On November 12th, UConn’s Institute for Collaboration on Health, Intervention, and Policy (InCHIP), the Neag School of Education, and the newly created Collaboratory on School and Child Health (CSCH) co-hosted a successful networking event at UConn Storrs. A total of 20 researchers from Neag, other UConn departments/schools, and two other institutions attended the event. The researchers shared their research interests and expertise, as well as what they are looking for in collaborators with respect to research on school and child health. To help support multidisciplinary research in this area, two seed grants of $15,000 each are being offered to fund dual-PI pilot projects that are aligned with CSCH’s mission and their focus on school and child health.
CSCH is the newest multidisciplinary research group at InCHIP and was officially launched in mid-October of this year. CSCH’s mission is to conduct and disseminate innovative, impactful research in school and child health by serving as a central resource to University and external partners engaged in efforts that inform healthy, safe, supporting, and engaging environments for all children. The Collaboratory was created and is co-directed by Sandra Chafouleas, Ph.D. (Associate Dean for Research and Professor of Educational Psychology at the Neag School) and Carol Polifroni, Ed.D. (Director of the Office of Public Engagement and Professor at UConn’s School of Nursing).
In addition to the dual-PI seed grants being offered by InCHIP-Neag School of Education, there are three other dual-PI seed grant opportunities: InCHIP-School of Business, InCHIP-School of Dental Medicine, and InCHIP-Psychiatry.
On November 5th, UConn’s Institute for Collaboration on Health, Intervention, and Policy (InCHIP) and School of Dental Medicine hosted a faculty networking event at the Wood-n-Tap restaurant in Hartford for researchers from both groups to meet and discuss their research interests, areas of expertise, and ideas for collaborative research that combines InCHIP’s expertise in health behavior change and the School of Dental Medicine’s knowledge in and efforts to improve oral hygiene behaviors and prevent oral health-related diseases across a variety of demographics. To facilitate collaboration between the two organizations, two Dual-PI Seed Grants in Dental Health and Health Behavior are being offered to pairs of Principal Investigators comprised of one InCHIP and one School of Dental Medicine faculty member. The two grants of $25,000 each are co-sponsored by InCHIP and the School of Dental Medicine and will be awarded to fund Dual-PI project proposals.
The networking event hosted 30 attendees and was headlined by InCHIP Lecture Series speaker Melissa Riddle, Ph.D., Chief of the Behavioral and Social Sciences Research Branch of Extramural Research at the National Institute of Dental and Craniofacial Research (NIDCR) at the National Institutes of Health (NIH). Dr. Riddle spoke about NIDCR’s interest in multilevel interventions and research that focuses on maximizing delivery of dental care using community health workers, bringing care to non-specialty settings, standardizing care within existing dental networks, and adapting approaches that have been successful in other health-related fields. Rajesh Lalla, DDS, Ph.D. (Interim Associate Dean for Research and Associate Professor of Oral Medicine at UConn’s School of Dental Medicine), Jeffrey Fisher, Ph.D. (Director of InCHIP), and Deborah Cornman, Ph.D. (Associate Director of InCHIP) made opening remarks. Informal networking followed brief faculty presentations on their research interests and ideas for collaboration.

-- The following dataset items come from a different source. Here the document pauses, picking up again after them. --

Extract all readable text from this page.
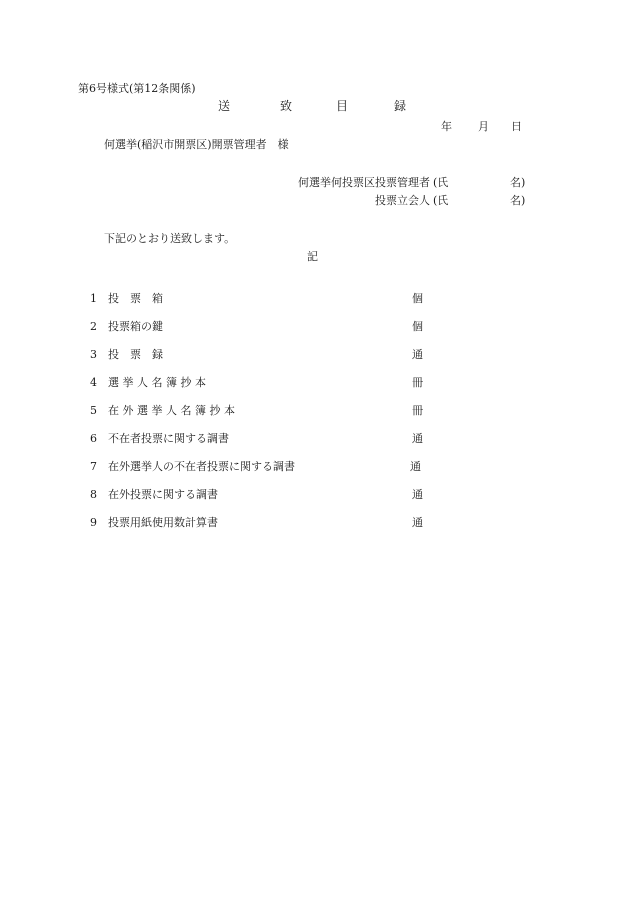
第6号様式(第12条関係)
送	致	目	録
年 月 日
何選挙(稲沢市開票区)開票管理者　様
何選挙何投票区投票管理者 (氏	名)
投票立会人 (氏	名)
下記のとおり送致します。
記
1 投　票　箱	個
2 投票箱の鍵	個
3 投　票　録	通
4 選 挙 人 名 簿 抄 本	冊
5 在 外 選 挙 人 名 簿 抄 本	冊
6 不在者投票に関する調書	通
7 在外選挙人の不在者投票に関する調書	通
8 在外投票に関する調書	通
9 投票用紙使用数計算書	通
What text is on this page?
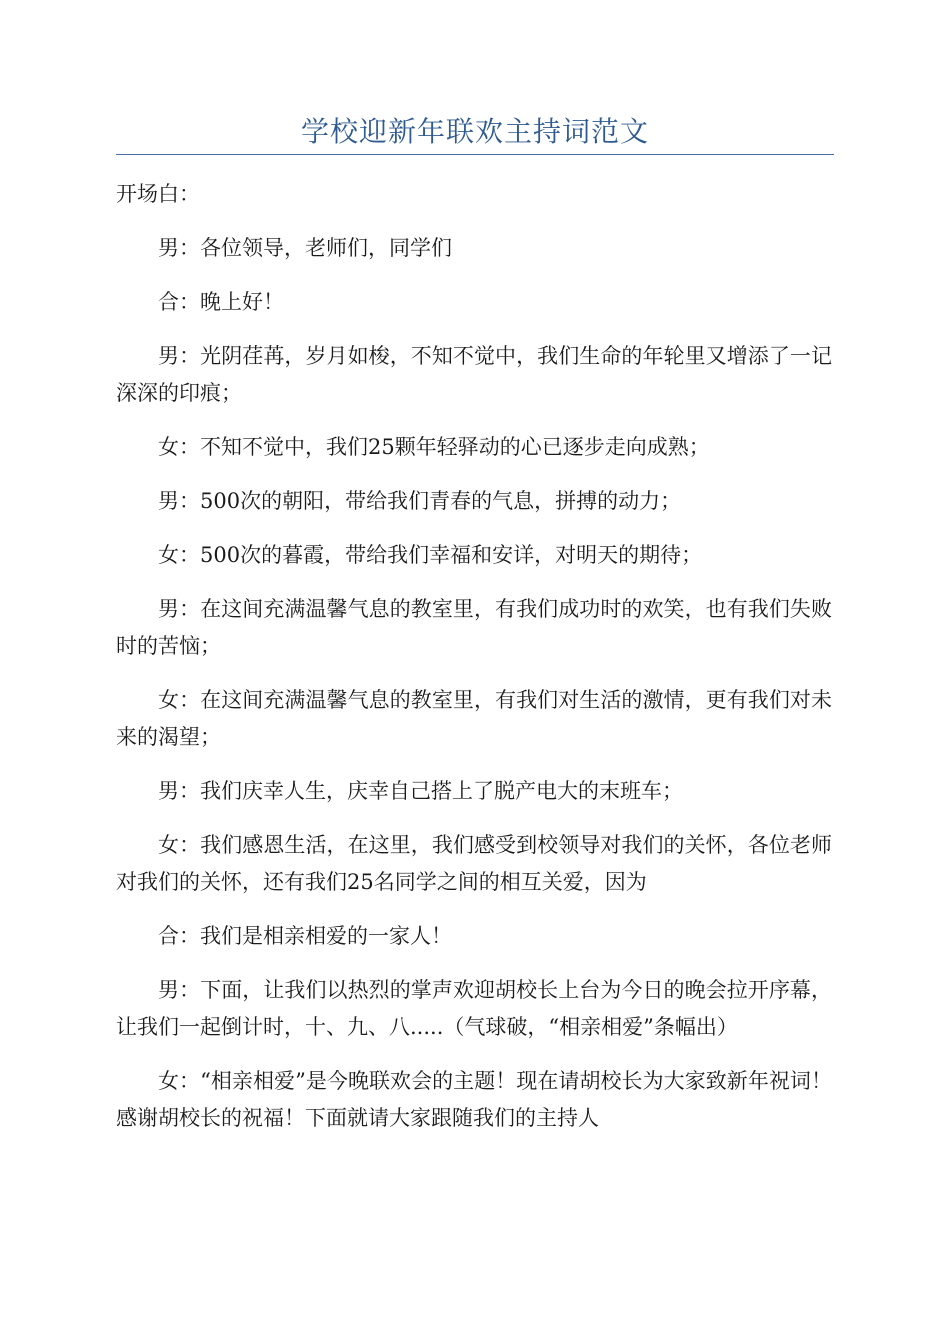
学校迎新年联欢主持词范文

开场白：

男：各位领导，老师们，同学们

合：晚上好！

男：光阴荏苒，岁月如梭，不知不觉中，我们生命的年轮里又增添了一记深深的印痕；

女：不知不觉中，我们25颗年轻驿动的心已逐步走向成熟；

男：500次的朝阳，带给我们青春的气息，拼搏的动力；

女：500次的暮霞，带给我们幸福和安详，对明天的期待；

男：在这间充满温馨气息的教室里，有我们成功时的欢笑，也有我们失败时的苦恼；

女：在这间充满温馨气息的教室里，有我们对生活的激情，更有我们对未来的渴望；

男：我们庆幸人生，庆幸自己搭上了脱产电大的末班车；

女：我们感恩生活，在这里，我们感受到校领导对我们的关怀，各位老师对我们的关怀，还有我们25名同学之间的相互关爱，因为

合：我们是相亲相爱的一家人！

男：下面，让我们以热烈的掌声欢迎胡校长上台为今日的晚会拉开序幕，让我们一起倒计时，十、九、八.....（气球破，“相亲相爱”条幅出）

女：“相亲相爱”是今晚联欢会的主题！现在请胡校长为大家致新年祝词！感谢胡校长的祝福！下面就请大家跟随我们的主持人
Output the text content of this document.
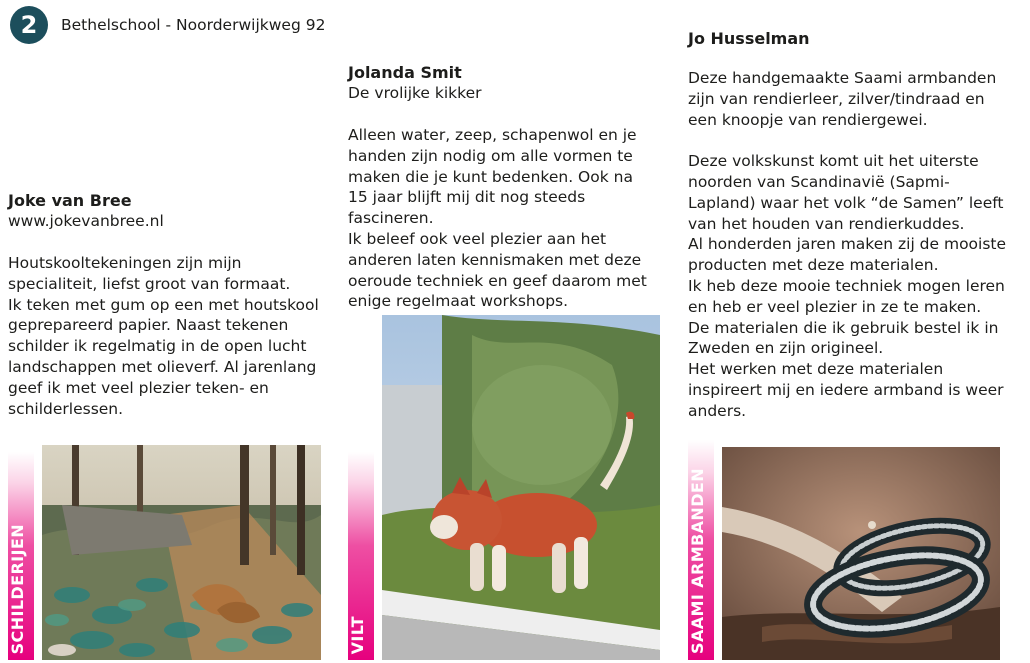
2 Bethelschool - Noorderwijkweg 92
Joke van Bree
www.jokevanbree.nl
Houtskooltekeningen zijn mijn
specialiteit, liefst groot van formaat.
Ik teken met gum op een met houtskool
geprepareerd papier. Naast tekenen
schilder ik regelmatig in de open lucht
landschappen met olieverf. Al jarenlang
geef ik met veel plezier teken- en
schilderlessen.
SCHILDERIJEN
Jolanda Smit
De vrolijke kikker
Alleen water, zeep, schapenwol en je
handen zijn nodig om alle vormen te
maken die je kunt bedenken. Ook na
15 jaar blijft mij dit nog steeds fascineren.
Ik beleef ook veel plezier aan het
anderen laten kennismaken met deze
oeroude techniek en geef daarom met
enige regelmaat workshops.
VILT
Jo Husselman
Deze handgemaakte Saami armbanden
zijn van rendierleer, zilver/tindraad en
een knoopje van rendiergewei.

Deze volkskunst komt uit het uiterste
noorden van Scandinavië (Sapmi-
Lapland) waar het volk “de Samen” leeft
van het houden van rendierkuddes.
Al honderden jaren maken zij de mooiste
producten met deze materialen.
Ik heb deze mooie techniek mogen leren
en heb er veel plezier in ze te maken.
De materialen die ik gebruik bestel ik in
Zweden en zijn origineel.
Het werken met deze materialen
inspireert mij en iedere armband is weer
anders.
SAAMI ARMBANDEN
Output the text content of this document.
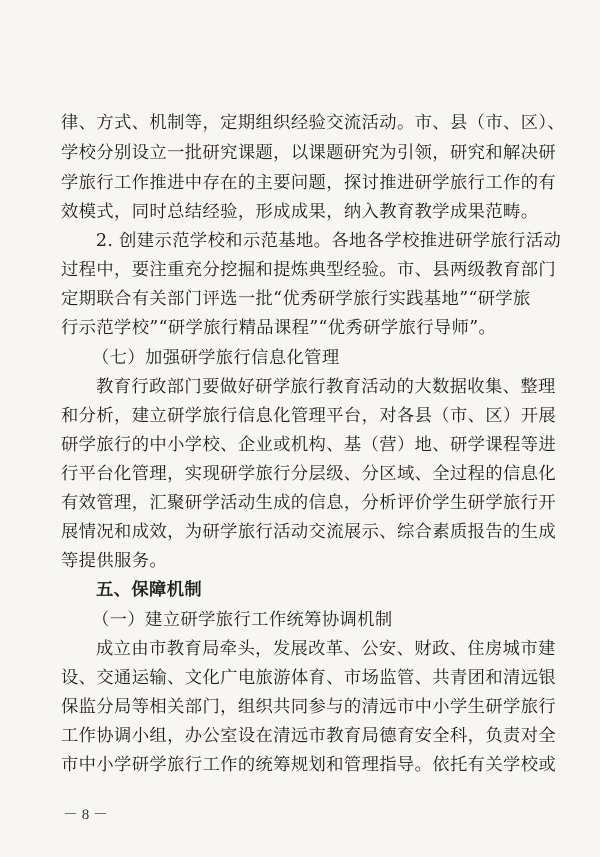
律、方式、机制等，定期组织经验交流活动。市、县（市、区）、
学校分别设立一批研究课题，以课题研究为引领，研究和解决研
学旅行工作推进中存在的主要问题，探讨推进研学旅行工作的有
效模式，同时总结经验，形成成果，纳入教育教学成果范畴。
2. 创建示范学校和示范基地。各地各学校推进研学旅行活动
过程中，要注重充分挖掘和提炼典型经验。市、县两级教育部门
定期联合有关部门评选一批“优秀研学旅行实践基地”“研学旅
行示范学校”“研学旅行精品课程”“优秀研学旅行导师”。
（七）加强研学旅行信息化管理
教育行政部门要做好研学旅行教育活动的大数据收集、整理
和分析，建立研学旅行信息化管理平台，对各县（市、区）开展
研学旅行的中小学校、企业或机构、基（营）地、研学课程等进
行平台化管理，实现研学旅行分层级、分区域、全过程的信息化
有效管理，汇聚研学活动生成的信息，分析评价学生研学旅行开
展情况和成效，为研学旅行活动交流展示、综合素质报告的生成
等提供服务。
五、保障机制
（一）建立研学旅行工作统筹协调机制
成立由市教育局牵头，发展改革、公安、财政、住房城市建
设、交通运输、文化广电旅游体育、市场监管、共青团和清远银
保监分局等相关部门，组织共同参与的清远市中小学生研学旅行
工作协调小组，办公室设在清远市教育局德育安全科，负责对全
市中小学研学旅行工作的统筹规划和管理指导。依托有关学校或
－ 8 －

On October 30th, UConn’s Institute for Collaboration on Health, Intervention, and Policy (InCHIP) and School of Business hosted a dual faculty networking event for researchers from both schools to meet and discuss their research interests, areas of expertise, and interest in collaborators. Collaboration between the schools will be key for interested pairs of Primary Investigators (PIs), comprised of one InCHIP and one School of Business faculty member, to obtain one of two Dual-PI Seed Grants in Business and Health Behavior. The two grants of $25,000 each were co-sponsored by InCHIP and the School of Business and will be awarded to fund Dual-PI project proposals. Seed grants are a helpful tool for investigators examining preliminary interventions, and results from past seed grants have served as evidence of efficacy and feasibility for PIs who have then gone on to obtain external funding from federal or foundation sources. The faculty networking event boasted nearly 40 attendees, nearly half of whom gave a brief presentation of their research interests following opening remarks from John Elliott, Dean of the School of Business, Jeffrey Fisher, Director of InCHIP, and Deborah Cornman, Associate Director of InCHIP. Food and drink were provided and networking followed the presentations.